Über Grundrechte, von denen das Land scheinbar nichts wissen will.

Pressemitteilung vom 12.10.2020: Ein Rechtsgutachten stellt Hausordnungen der Erstaufnahmeeinrichtungen in Frage. Eingriffe in Grundrechte der Bewohner*innen. Im April 2021 wird Freiburg über den weiteren Betrieb der Erstaufnahmeeinrichtung entscheiden.

Vor etwa etwa Monaten haben wir das Regierungspräsidium Freiburg und das Ministerium des Innern, Digitalisierung und Migration in Stuttgart, in Form eines Offenen Briefes angeschrieben. Hintergrund sind die in den Erstaufnahmeeinrichtungen in Baden-Württemberg erlassenen Hausordnungen vom 1. Januar 2020. Ein Rechtsgutachten stellt intensive rechtswidrige Grundrechtseingriffe durch die Hausordnungen fest.

Die Stadt Freiburg, die mit dem Land eine Vereinbarung über die Nutzung des Geländes, auf dem sich die Erstaufnahmeeinrichtung befindet, beschlossen hat, wird das Rechtsgutachten in die kommende Evaluation 2021 einbeziehen. „Die Vereinbarung über den Betrieb der LEA mit dem Land Baden-Württemberg beinhaltet eine Evaluierung. Diese wird am 29.04.2021 im Ausschuss für Migration und Integration (MIA) vorgestellt werden.“ „Im Anschluss an die Evaluation wird das Land im Benehmen mit der Stadt über den weiteren Betrieb der LEA entscheiden.“ so ein Brief der Stadt Freiburg.
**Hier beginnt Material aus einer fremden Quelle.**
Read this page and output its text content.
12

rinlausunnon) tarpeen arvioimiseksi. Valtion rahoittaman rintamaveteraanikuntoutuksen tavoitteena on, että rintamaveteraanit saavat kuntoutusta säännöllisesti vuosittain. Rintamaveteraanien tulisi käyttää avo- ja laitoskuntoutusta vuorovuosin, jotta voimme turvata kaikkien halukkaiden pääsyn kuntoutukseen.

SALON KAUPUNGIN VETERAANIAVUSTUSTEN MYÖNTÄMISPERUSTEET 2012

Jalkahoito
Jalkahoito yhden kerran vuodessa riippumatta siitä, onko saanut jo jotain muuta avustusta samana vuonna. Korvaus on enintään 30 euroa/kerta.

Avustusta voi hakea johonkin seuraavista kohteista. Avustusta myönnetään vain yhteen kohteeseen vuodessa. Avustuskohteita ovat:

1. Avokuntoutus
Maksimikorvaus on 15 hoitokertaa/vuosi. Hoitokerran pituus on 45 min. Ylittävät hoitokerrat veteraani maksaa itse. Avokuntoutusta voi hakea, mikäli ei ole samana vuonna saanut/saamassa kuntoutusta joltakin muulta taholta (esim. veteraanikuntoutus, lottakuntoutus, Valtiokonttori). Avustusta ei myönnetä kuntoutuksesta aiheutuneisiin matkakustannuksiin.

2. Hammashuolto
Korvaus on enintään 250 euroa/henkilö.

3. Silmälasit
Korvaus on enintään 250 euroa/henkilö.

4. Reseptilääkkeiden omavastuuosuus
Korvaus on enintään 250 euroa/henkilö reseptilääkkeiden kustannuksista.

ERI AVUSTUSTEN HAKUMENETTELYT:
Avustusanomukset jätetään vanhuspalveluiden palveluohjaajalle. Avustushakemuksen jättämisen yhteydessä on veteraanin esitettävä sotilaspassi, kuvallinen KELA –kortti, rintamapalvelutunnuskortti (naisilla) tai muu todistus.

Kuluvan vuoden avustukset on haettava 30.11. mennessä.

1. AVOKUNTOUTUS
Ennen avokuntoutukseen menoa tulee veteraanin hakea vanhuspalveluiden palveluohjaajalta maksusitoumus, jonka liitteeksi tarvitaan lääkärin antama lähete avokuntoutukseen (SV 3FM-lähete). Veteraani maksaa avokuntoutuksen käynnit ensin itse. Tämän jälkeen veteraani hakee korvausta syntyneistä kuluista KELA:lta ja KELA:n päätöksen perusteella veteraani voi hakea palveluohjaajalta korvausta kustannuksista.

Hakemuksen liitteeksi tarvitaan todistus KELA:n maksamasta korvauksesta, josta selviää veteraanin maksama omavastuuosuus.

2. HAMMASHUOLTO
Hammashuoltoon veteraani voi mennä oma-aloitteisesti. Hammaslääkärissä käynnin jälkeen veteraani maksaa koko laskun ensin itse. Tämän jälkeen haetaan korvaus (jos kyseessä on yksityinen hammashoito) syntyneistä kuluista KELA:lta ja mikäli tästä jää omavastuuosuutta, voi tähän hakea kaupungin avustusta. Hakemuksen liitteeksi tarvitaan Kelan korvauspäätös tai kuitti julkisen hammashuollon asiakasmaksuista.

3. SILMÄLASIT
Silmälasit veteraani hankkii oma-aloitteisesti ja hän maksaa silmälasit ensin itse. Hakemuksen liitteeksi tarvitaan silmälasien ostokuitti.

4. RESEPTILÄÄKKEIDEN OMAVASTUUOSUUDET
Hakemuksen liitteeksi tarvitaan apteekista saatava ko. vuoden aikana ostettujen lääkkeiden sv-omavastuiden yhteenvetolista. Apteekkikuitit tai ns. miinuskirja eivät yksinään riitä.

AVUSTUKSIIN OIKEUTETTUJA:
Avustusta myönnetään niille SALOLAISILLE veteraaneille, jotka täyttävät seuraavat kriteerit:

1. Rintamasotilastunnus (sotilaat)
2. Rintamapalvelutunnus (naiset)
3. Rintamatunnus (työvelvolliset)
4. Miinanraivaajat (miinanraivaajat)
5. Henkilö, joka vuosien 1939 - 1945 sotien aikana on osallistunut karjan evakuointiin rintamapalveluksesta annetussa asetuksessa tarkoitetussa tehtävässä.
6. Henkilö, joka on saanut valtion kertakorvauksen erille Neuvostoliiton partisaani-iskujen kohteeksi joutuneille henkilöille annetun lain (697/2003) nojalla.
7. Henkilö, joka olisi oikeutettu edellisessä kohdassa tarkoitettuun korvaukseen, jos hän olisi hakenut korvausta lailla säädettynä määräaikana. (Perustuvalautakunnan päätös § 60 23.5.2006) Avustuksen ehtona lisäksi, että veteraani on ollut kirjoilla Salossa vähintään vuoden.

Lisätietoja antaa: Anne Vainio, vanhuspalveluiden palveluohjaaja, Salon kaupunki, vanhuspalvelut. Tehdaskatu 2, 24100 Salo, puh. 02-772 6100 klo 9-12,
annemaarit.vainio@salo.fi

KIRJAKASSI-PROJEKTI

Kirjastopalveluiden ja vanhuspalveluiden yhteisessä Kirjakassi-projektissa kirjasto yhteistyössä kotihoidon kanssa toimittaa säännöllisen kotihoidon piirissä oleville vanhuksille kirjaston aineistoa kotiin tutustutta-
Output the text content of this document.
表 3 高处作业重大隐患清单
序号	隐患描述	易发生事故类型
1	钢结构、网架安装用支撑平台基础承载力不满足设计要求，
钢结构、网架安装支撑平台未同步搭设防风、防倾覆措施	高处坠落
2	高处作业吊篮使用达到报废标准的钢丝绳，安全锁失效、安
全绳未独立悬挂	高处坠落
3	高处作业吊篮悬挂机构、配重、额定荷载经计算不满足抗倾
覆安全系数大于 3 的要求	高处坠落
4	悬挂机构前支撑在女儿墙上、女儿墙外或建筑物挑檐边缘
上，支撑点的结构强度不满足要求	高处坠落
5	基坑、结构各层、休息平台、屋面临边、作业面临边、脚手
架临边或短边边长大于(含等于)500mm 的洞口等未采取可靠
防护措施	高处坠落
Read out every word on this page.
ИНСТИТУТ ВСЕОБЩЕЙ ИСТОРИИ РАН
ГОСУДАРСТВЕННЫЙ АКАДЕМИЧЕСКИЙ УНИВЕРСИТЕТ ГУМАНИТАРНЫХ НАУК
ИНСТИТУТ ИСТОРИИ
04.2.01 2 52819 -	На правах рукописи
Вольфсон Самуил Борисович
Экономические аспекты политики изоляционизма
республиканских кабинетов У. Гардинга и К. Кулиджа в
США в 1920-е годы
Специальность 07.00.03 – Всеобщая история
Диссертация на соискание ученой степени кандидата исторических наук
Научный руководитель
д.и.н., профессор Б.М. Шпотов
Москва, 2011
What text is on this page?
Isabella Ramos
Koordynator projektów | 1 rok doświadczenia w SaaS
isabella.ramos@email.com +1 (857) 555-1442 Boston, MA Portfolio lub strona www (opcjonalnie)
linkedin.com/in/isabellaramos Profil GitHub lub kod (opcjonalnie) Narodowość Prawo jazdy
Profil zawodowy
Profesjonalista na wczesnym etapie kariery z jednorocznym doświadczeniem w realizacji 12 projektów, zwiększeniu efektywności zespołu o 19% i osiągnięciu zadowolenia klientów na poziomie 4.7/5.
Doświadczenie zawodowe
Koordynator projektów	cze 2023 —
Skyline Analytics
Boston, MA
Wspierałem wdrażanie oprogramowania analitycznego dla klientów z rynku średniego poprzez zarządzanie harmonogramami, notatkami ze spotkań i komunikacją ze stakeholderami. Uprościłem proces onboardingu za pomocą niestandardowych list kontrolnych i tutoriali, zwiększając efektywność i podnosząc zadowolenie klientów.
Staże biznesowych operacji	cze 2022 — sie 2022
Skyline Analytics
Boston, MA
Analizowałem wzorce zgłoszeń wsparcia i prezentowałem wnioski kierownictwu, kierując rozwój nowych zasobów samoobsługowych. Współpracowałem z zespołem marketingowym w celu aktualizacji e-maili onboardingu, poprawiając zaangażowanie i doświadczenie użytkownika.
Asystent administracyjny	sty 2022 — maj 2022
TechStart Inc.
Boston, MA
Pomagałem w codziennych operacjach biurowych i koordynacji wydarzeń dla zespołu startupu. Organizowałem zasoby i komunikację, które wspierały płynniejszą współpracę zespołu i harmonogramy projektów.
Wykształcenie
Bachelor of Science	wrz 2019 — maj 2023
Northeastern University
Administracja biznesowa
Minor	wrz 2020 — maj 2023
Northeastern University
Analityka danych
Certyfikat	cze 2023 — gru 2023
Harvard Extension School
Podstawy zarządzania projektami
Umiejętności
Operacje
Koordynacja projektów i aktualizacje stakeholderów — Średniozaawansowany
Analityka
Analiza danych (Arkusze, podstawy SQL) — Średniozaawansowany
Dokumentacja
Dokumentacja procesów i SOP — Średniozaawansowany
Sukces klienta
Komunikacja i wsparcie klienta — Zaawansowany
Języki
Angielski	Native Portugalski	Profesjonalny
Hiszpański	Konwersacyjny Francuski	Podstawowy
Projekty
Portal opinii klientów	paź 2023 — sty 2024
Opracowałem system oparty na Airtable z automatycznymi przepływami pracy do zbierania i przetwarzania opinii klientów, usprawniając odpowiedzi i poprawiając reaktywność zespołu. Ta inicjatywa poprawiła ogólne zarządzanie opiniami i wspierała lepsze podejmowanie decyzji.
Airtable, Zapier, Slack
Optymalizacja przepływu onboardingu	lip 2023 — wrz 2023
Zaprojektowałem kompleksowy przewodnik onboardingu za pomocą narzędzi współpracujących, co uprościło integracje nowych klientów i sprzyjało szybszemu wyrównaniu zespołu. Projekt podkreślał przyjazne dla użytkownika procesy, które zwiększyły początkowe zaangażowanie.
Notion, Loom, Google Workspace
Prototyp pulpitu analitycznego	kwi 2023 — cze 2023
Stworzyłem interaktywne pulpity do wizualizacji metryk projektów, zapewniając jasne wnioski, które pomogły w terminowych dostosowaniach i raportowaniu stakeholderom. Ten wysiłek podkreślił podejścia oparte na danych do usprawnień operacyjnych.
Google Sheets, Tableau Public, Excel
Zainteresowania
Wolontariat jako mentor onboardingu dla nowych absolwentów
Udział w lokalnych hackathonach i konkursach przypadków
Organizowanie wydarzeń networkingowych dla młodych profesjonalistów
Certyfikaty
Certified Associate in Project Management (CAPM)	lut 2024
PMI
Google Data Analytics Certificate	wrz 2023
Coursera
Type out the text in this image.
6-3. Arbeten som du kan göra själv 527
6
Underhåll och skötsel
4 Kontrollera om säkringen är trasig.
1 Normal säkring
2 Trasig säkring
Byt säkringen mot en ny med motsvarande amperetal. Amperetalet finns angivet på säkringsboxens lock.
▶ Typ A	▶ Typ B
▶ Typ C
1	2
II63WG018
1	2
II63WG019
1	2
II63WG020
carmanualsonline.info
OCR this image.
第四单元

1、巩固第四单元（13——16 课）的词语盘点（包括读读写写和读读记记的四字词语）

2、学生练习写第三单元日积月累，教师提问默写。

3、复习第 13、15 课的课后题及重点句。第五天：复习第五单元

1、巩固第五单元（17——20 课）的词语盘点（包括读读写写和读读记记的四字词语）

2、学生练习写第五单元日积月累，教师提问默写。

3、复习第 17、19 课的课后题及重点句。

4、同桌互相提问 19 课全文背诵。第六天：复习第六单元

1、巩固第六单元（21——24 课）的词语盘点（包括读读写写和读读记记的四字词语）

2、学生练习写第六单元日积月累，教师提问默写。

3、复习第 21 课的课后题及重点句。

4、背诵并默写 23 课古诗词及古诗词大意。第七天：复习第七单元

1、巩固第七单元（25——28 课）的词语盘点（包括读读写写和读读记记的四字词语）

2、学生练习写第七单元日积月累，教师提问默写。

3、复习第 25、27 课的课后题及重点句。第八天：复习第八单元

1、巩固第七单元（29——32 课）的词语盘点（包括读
Durch das Rechtsgutachten wurden zahlreiche rechtliche Fragen aufgeworfen, u.a. Fragen die das Grundrecht der Unverletzlichkeit der Wohnung, Eingriffe in die Handlungsfreiheit und Grundrechtseingriffe durch Sicherheitsdienste betreffen. Verschiedene Gemeinderatsfraktionen der Stadt Freiburg fordern nun eine Stellungnahme vom Regierungspräsidium Freiburg, dem Betreiber der Einrichtung. Weiterhin ergeben sich mit dem Vertrag, der zwischen Stadt und Land 2014 ausgehandelt wurde, und der heutigen Unterbringungsrealität, erhebliche Diskrepanzen. So geht der Vertrag von einer Aufenthaltsdauer von 3 Monaten aus, tatsächlich leben Geflüchtete mehr als 18 Monate in der Einrichtung. Gesetzlich sind 18 und mehr Monate vorgesehen.

Ein Rechtsgutachten, von der Stadt Freiburg und dem damaligen Ausländerbeirat 2003 in Auftrag gegeben, kam damals zu dem Ergebnis, dass eine Sachleistungsgewährung über 12 Monate hinaus die Menschenwürde verletzt. Was damals galt, kann heute nicht ungültig sein. Durch die Sachleistungsversorgung ist ein Mindestmaß an eigener Verantwortung für die Lebensgestaltung nicht gegeben. In den heutigen Erstaufnahmeeinrichtungen ist gesetzlich ein Aufenthalt bis und über 18 Monaten ausschließlich mit einer Sachleistungsversorgung vorgesehen. Das berührt Grundrechte der körperlichen Unversehrtheit, die persönliche Handlungsfreiheit und die Menschenwürde. Da Geflüchtete in der Erstaufnahmeeinrichtung auch Bewohner*innen der Stadt Freiburg sind, stellt dies auch ein Eingriff in die Selbstverwaltung der Kommunen dar (Art 28 GG).

Wir stellen fest: Grundrechte für Geflüchtete werden sowohl gesetzlich als auch rechtswidrig durch Hausordnungen eingeschränkt. Massenlager, wie die Erstaufnahmeeinrichtung in Freiburg, die für 1.000 Menschen vorgesehen ist, sind Einrichtungen der permanenten Kontrolle und Überwachung, die nur mit Grundrechtseinschränkungen und damit mit Eingriffen in die persönliche Freiheit und Selbstbestimmung der Bewohner*innen durchzusetzen sind. Das lehnen wir ab!

Wir haben die Wohlfahrtsverbände angeschrieben und sie um Interventionen im Sinne von Flüchtlingsrechten gebeten. Auch besteht ein Austausch mit zahlreichen kommunalen, regionalen aber auch bundesweiten Gruppen. Wir sind der Meinung, dass die Stigmatisierung von Geflüchteten in Massenlagern beendet werden muss und Konzepte für dezentrales Wohnen erarbeitet werden müssen. Wir fordern als ersten Schritt die Beseitigung der Wohnsitzauflage.